Selecting Representative Samples From Complex Biological Datasets Using K-Medoids Clustering

Lei Li; Linda Yu-Ling Lan; Lei Huang; Congting Ye; Jorge Andrade; Patrick C Wilson

doi:10.3389/fgene.2022.954024

Selecting Representative Samples From Complex Biological Datasets Using K-Medoids Clustering

Front Genet. 2022 Jul 18:13:954024. doi: 10.3389/fgene.2022.954024. eCollection 2022.

Authors

Lei Li^{1

2}, Linda Yu-Ling Lan^{1

2}, Lei Huang³, Congting Ye⁴, Jorge Andrade^{3

5}, Patrick C Wilson^{1

2}

Affiliations

¹ University of Chicago Department of Medicine, Section of Rheumatology, University of Chicago, Chicago, IL, United States.
² Knapp Center for Lupus and Immunology Research, University of Chicago, Chicago, IL, United States.
³ Center for Research Informatics, University of Chicago, Chicago, IL, United States.
⁴ Key Laboratory of the Ministry of Education for Coastal and Wetland Ecosystems, College of the Environment and Ecology, Xiamen University, Xiamen, China.
⁵ Department of Pediatrics, University of Chicago, Chicago, IL, United States.

Abstract

Rapid growth of single-cell sequencing techniques enables researchers to investigate almost millions of cells with diverse properties in a single experiment.

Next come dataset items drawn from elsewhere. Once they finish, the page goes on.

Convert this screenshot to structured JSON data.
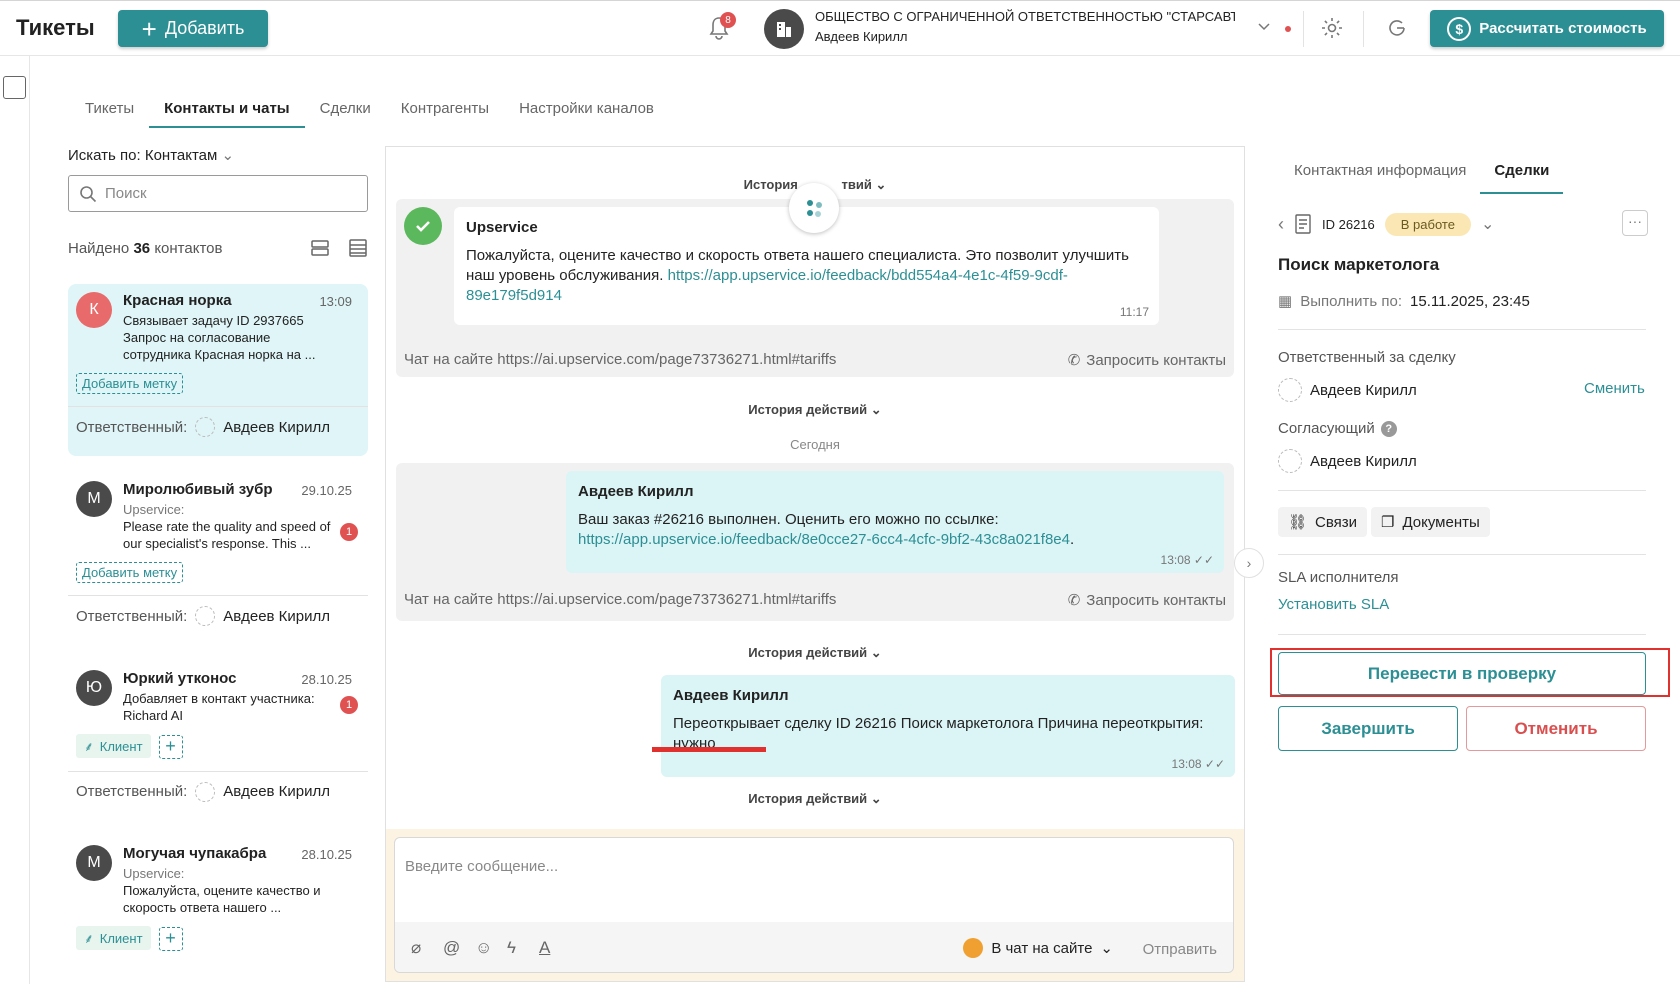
{
  "header": {
    "title": "Тикеты",
    "add_label": "Добавить",
    "notif_count": "8",
    "org_name": "ОБЩЕСТВО С ОГРАНИЧЕННОЙ ОТВЕТСТВЕННОСТЬЮ \"СТАРСАВТО...",
    "org_user": "Авдеев Кирилл",
    "calc_label": "Рассчитать стоимость"
  },
  "tabs": [
    "Тикеты",
    "Контакты и чаты",
    "Сделки",
    "Контрагенты",
    "Настройки каналов"
  ],
  "contacts_panel": {
    "search_by": "Искать по: Контактам",
    "search_placeholder": "Поиск",
    "found_prefix": "Найдено",
    "found_count": "36",
    "found_suffix": "контактов"
  },
  "contacts": [
    {
      "initial": "К",
      "name": "Красная норка",
      "time": "13:09",
      "src": "",
      "text": "Связывает задачу ID 2937665 Запрос на согласование сотрудника Красная норка на ...",
      "tag": "Добавить метку",
      "resp_label": "Ответственный:",
      "resp": "Авдеев Кирилл"
    },
    {
      "initial": "М",
      "name": "Миролюбивый зубр",
      "time": "29.10.25",
      "src": "Upservice:",
      "text": "Please rate the quality and speed of our specialist's response. This ...",
      "unread": "1",
      "tag": "Добавить метку",
      "resp_label": "Ответственный:",
      "resp": "Авдеев Кирилл"
    },
    {
      "initial": "Ю",
      "name": "Юркий утконос",
      "time": "28.10.25",
      "src": "",
      "text": "Добавляет в контакт участника: Richard AI",
      "unread": "1",
      "client": "Клиент",
      "resp_label": "Ответственный:",
      "resp": "Авдеев Кирилл"
    },
    {
      "initial": "М",
      "name": "Могучая чупакабра",
      "time": "28.10.25",
      "src": "Upservice:",
      "text": "Пожалуйста, оцените качество и скорость ответа нашего ...",
      "client": "Клиент"
    }
  ],
  "chat": {
    "history_label": "История действий",
    "history_partial": "История",
    "history_partial_end": "твий",
    "msg1": {
      "author": "Upservice",
      "text": "Пожалуйста, оцените качество и скорость ответа нашего специалиста. Это позволит улучшить наш уровень обслуживания.",
      "link": "https://app.upservice.io/feedback/bdd554a4-4e1c-4f59-9cdf-89e179f5d914",
      "time": "11:17"
    },
    "chat_source": "Чат на сайте https://ai.upservice.com/page73736271.html#tariffs",
    "request_contacts": "Запросить контакты",
    "today": "Сегодня",
    "msg2": {
      "author": "Авдеев Кирилл",
      "text": "Ваш заказ #26216 выполнен. Оценить его можно по ссылке:",
      "link": "https://app.upservice.io/feedback/8e0cce27-6cc4-4cfc-9bf2-43c8a021f8e4",
      "time": "13:08"
    },
    "msg3": {
      "author": "Авдеев Кирилл",
      "text": "Переоткрывает сделку ID 26216 Поиск маркетолога Причина переоткрытия:",
      "text2": "нужно",
      "time": "13:08"
    },
    "composer_placeholder": "Введите сообщение...",
    "channel": "В чат на сайте",
    "send": "Отправить"
  },
  "right": {
    "tabs": [
      "Контактная информация",
      "Сделки"
    ],
    "deal_id": "ID 26216",
    "status": "В работе",
    "deal_title": "Поиск маркетолога",
    "due_label": "Выполнить по:",
    "due_value": "15.11.2025, 23:45",
    "responsible_label": "Ответственный за сделку",
    "responsible": "Авдеев Кирилл",
    "change": "Сменить",
    "approver_label": "Согласующий",
    "approver": "Авдеев Кирилл",
    "links": "Связи",
    "docs": "Документы",
    "sla_label": "SLA исполнителя",
    "sla_link": "Установить SLA",
    "review_btn": "Перевести в проверку",
    "finish_btn": "Завершить",
    "cancel_btn": "Отменить"
  },
  "colors": {
    "accent": "#2c8f94",
    "danger": "#e0312e",
    "selected_card": "#dff5f7"
  }
}
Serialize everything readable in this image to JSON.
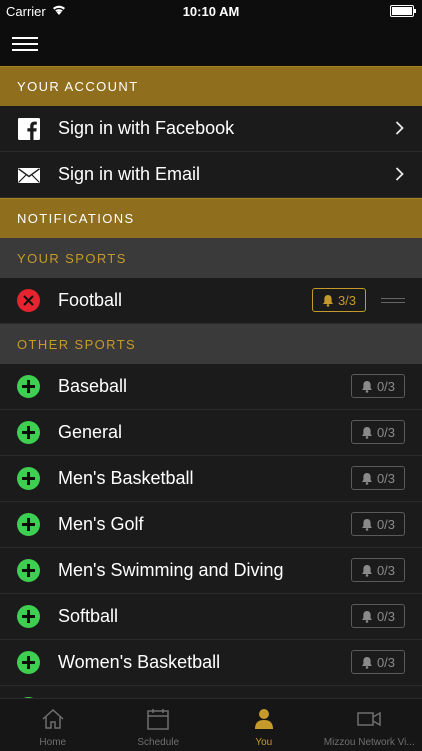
{
  "status": {
    "carrier": "Carrier",
    "time": "10:10 AM"
  },
  "account": {
    "header": "YOUR ACCOUNT",
    "items": [
      {
        "label": "Sign in with Facebook",
        "icon": "facebook-icon"
      },
      {
        "label": "Sign in with Email",
        "icon": "mail-icon"
      }
    ]
  },
  "notifications": {
    "header": "NOTIFICATIONS",
    "your_sports_header": "YOUR SPORTS",
    "your_sports": [
      {
        "label": "Football",
        "badge": "3/3"
      }
    ],
    "other_sports_header": "OTHER SPORTS",
    "other_sports": [
      {
        "label": "Baseball",
        "badge": "0/3"
      },
      {
        "label": "General",
        "badge": "0/3"
      },
      {
        "label": "Men's Basketball",
        "badge": "0/3"
      },
      {
        "label": "Men's Golf",
        "badge": "0/3"
      },
      {
        "label": "Men's Swimming and Diving",
        "badge": "0/3"
      },
      {
        "label": "Softball",
        "badge": "0/3"
      },
      {
        "label": "Women's Basketball",
        "badge": "0/3"
      }
    ]
  },
  "tabs": [
    {
      "label": "Home",
      "icon": "home-icon"
    },
    {
      "label": "Schedule",
      "icon": "calendar-icon"
    },
    {
      "label": "You",
      "icon": "person-icon"
    },
    {
      "label": "Mizzou Network Vi...",
      "icon": "video-camera-icon"
    }
  ],
  "colors": {
    "gold": "#c69a2a",
    "header_gold": "#8f6e1d",
    "add_green": "#3ecf52",
    "remove_red": "#e52430"
  }
}
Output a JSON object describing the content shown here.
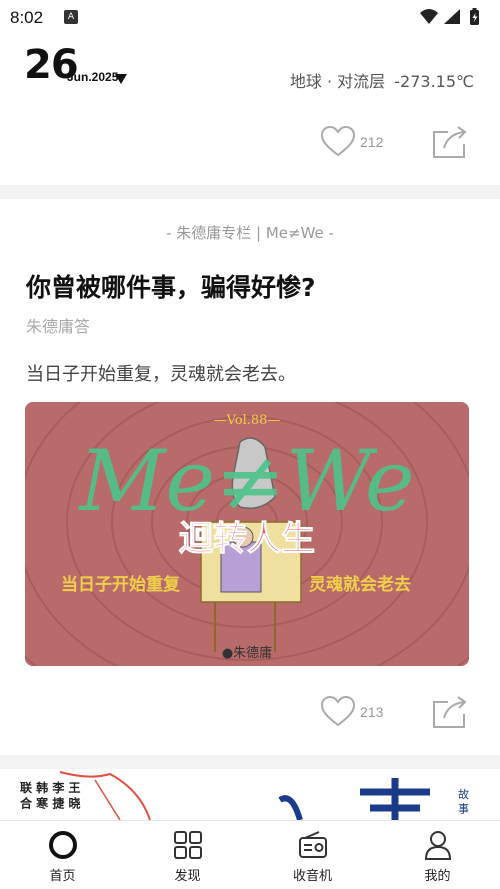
{
  "status": {
    "time": "8:02",
    "app_icon": "A"
  },
  "header": {
    "day": "26",
    "month_year": "Jun.2025",
    "location": "地球 · 对流层",
    "temperature": "-273.15℃"
  },
  "top_card": {
    "like_count": "212"
  },
  "article": {
    "column": "- 朱德庸专栏 | Me≠We -",
    "title": "你曾被哪件事，骗得好惨?",
    "author": "朱德庸答",
    "excerpt": "当日子开始重复，灵魂就会老去。",
    "cover": {
      "vol": "—Vol.88—",
      "headline": "Me≠We",
      "subtitle": "迴转人生",
      "caption_left": "当日子开始重复",
      "caption_right": "灵魂就会老去",
      "signature": "●朱德庸"
    },
    "like_count": "213"
  },
  "next_card": {
    "left_text": "联 韩 李 王\n合 寒 捷 晓",
    "right_text": "故\n事"
  },
  "tabs": [
    {
      "label": "首页",
      "icon": "home-circle-icon"
    },
    {
      "label": "发现",
      "icon": "grid-icon"
    },
    {
      "label": "收音机",
      "icon": "radio-icon"
    },
    {
      "label": "我的",
      "icon": "user-icon"
    }
  ],
  "colors": {
    "cover_bg": "#b96a6a",
    "cover_headline": "#4fc38a",
    "cover_subtitle": "#e85a6a",
    "cover_caption": "#f0d04a"
  }
}
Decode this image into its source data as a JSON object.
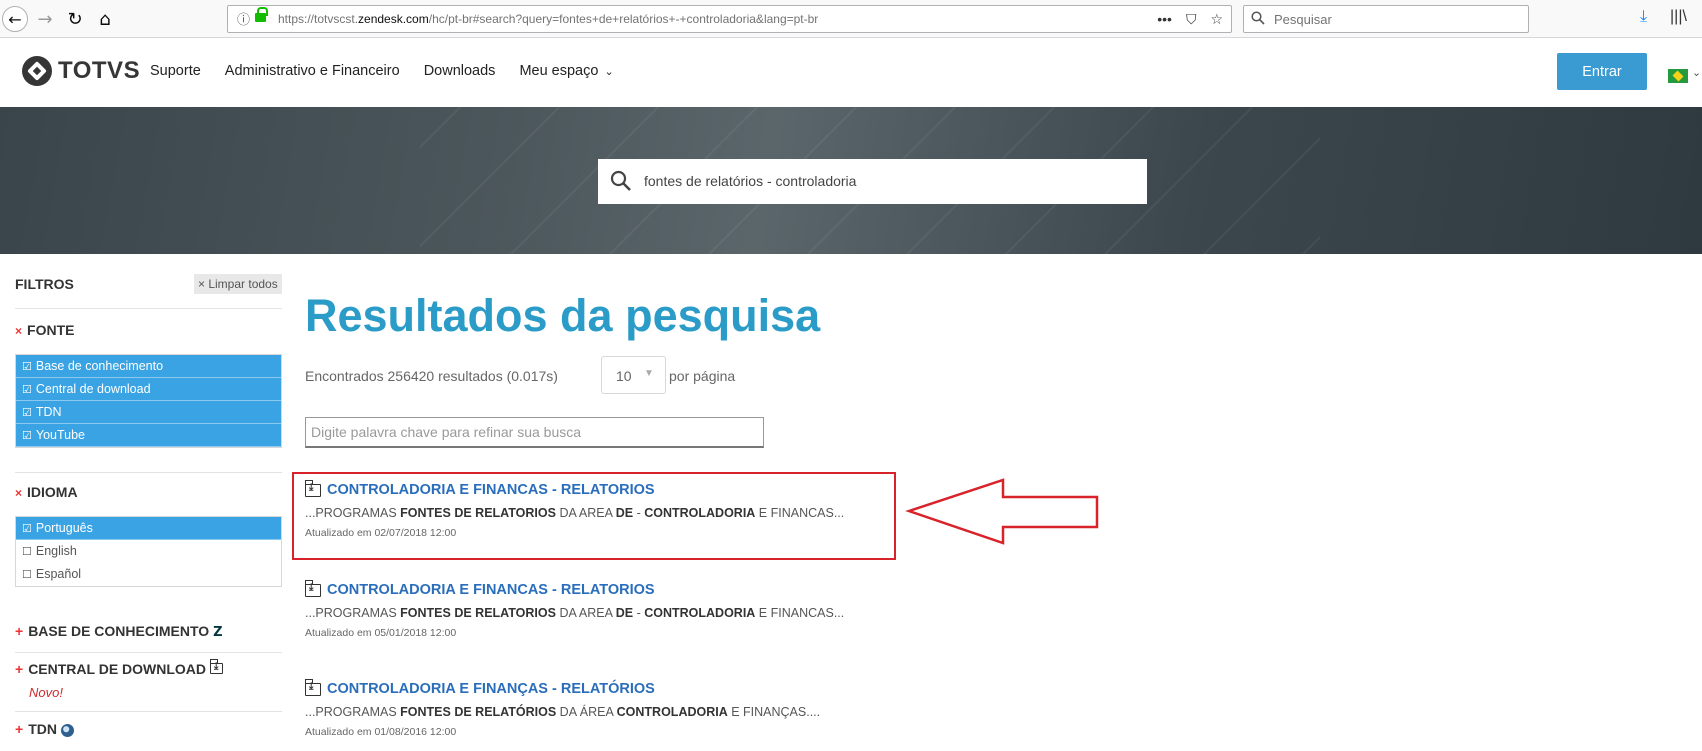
{
  "browser": {
    "url_prefix": "https://totvscst.",
    "url_domain": "zendesk.com",
    "url_suffix": "/hc/pt-br#search?query=fontes+de+relatórios+-+controladoria&lang=pt-br",
    "search_placeholder": "Pesquisar"
  },
  "header": {
    "logo_text": "TOTVS",
    "nav": [
      "Suporte",
      "Administrativo e Financeiro",
      "Downloads",
      "Meu espaço"
    ],
    "login_label": "Entrar"
  },
  "hero": {
    "query": "fontes de relatórios - controladoria"
  },
  "sidebar": {
    "title": "FILTROS",
    "clear_all": "× Limpar todos",
    "fonte": {
      "title": "FONTE",
      "items": [
        "Base de conhecimento",
        "Central de download",
        "TDN",
        "YouTube"
      ]
    },
    "idioma": {
      "title": "IDIOMA",
      "items": [
        "Português",
        "English",
        "Español"
      ]
    },
    "collapsed": [
      "BASE DE CONHECIMENTO",
      "CENTRAL DE DOWNLOAD",
      "TDN"
    ],
    "novo": "Novo!"
  },
  "main": {
    "title": "Resultados da pesquisa",
    "count": "Encontrados 256420 resultados (0.017s)",
    "per_page_value": "10",
    "per_page_label": "por página",
    "refine_placeholder": "Digite palavra chave para refinar sua busca",
    "results": [
      {
        "title": "CONTROLADORIA E FINANCAS - RELATORIOS",
        "snippet": [
          "...PROGRAMAS ",
          "FONTES DE RELATORIOS",
          " DA AREA ",
          "DE",
          " - ",
          "CONTROLADORIA",
          " E FINANCAS..."
        ],
        "date": "Atualizado em 02/07/2018 12:00"
      },
      {
        "title": "CONTROLADORIA E FINANCAS - RELATORIOS",
        "snippet": [
          "...PROGRAMAS ",
          "FONTES DE RELATORIOS",
          " DA AREA ",
          "DE",
          " - ",
          "CONTROLADORIA",
          " E FINANCAS..."
        ],
        "date": "Atualizado em 05/01/2018 12:00"
      },
      {
        "title": "CONTROLADORIA E FINANÇAS - RELATÓRIOS",
        "snippet": [
          "...PROGRAMAS ",
          "FONTES DE RELATÓRIOS",
          " DA ÁREA ",
          "",
          "",
          "CONTROLADORIA",
          " E FINANÇAS...."
        ],
        "date": "Atualizado em 01/08/2016 12:00"
      }
    ]
  },
  "colors": {
    "accent": "#3aa3e3",
    "title": "#2b9cc8",
    "link": "#2a6ebb",
    "annotation": "#d8232a"
  }
}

Meanwhile, it also presents great challenges for selecting representative samples from massive single-cell populations for further experimental characterization, which requires a robust and compact sampling with balancing diverse properties of different priority levels. The conventional sampling methods fail to generate representative and generalizable subsets from a massive single-cell population or more complicated ensembles. Here, we present a toolkit called Cookie which can efficiently select out the most representative samples from a massive single-cell population with diverse properties. This method quantifies the relationships/similarities among samples using their Manhattan distances by vectorizing all given properties and then determines an appropriate sample size by evaluating the coverage of key properties from multiple candidate sizes, following by a k-medoids clustering to group samples into several clusters and selects centers from each cluster as the most representatives. Comparison of Cookie with conventional sampling methods using a single-cell atlas dataset, epidemiology surveillance data, and a simulated dataset shows the high efficacy, efficiency, and flexibly of Cookie. The Cookie toolkit is implemented in R and is freely available at https://wilsonimmunologylab.github.io/Cookie/.

Keywords: R; antibody candidate selection; k-medoids; sampling; single cell.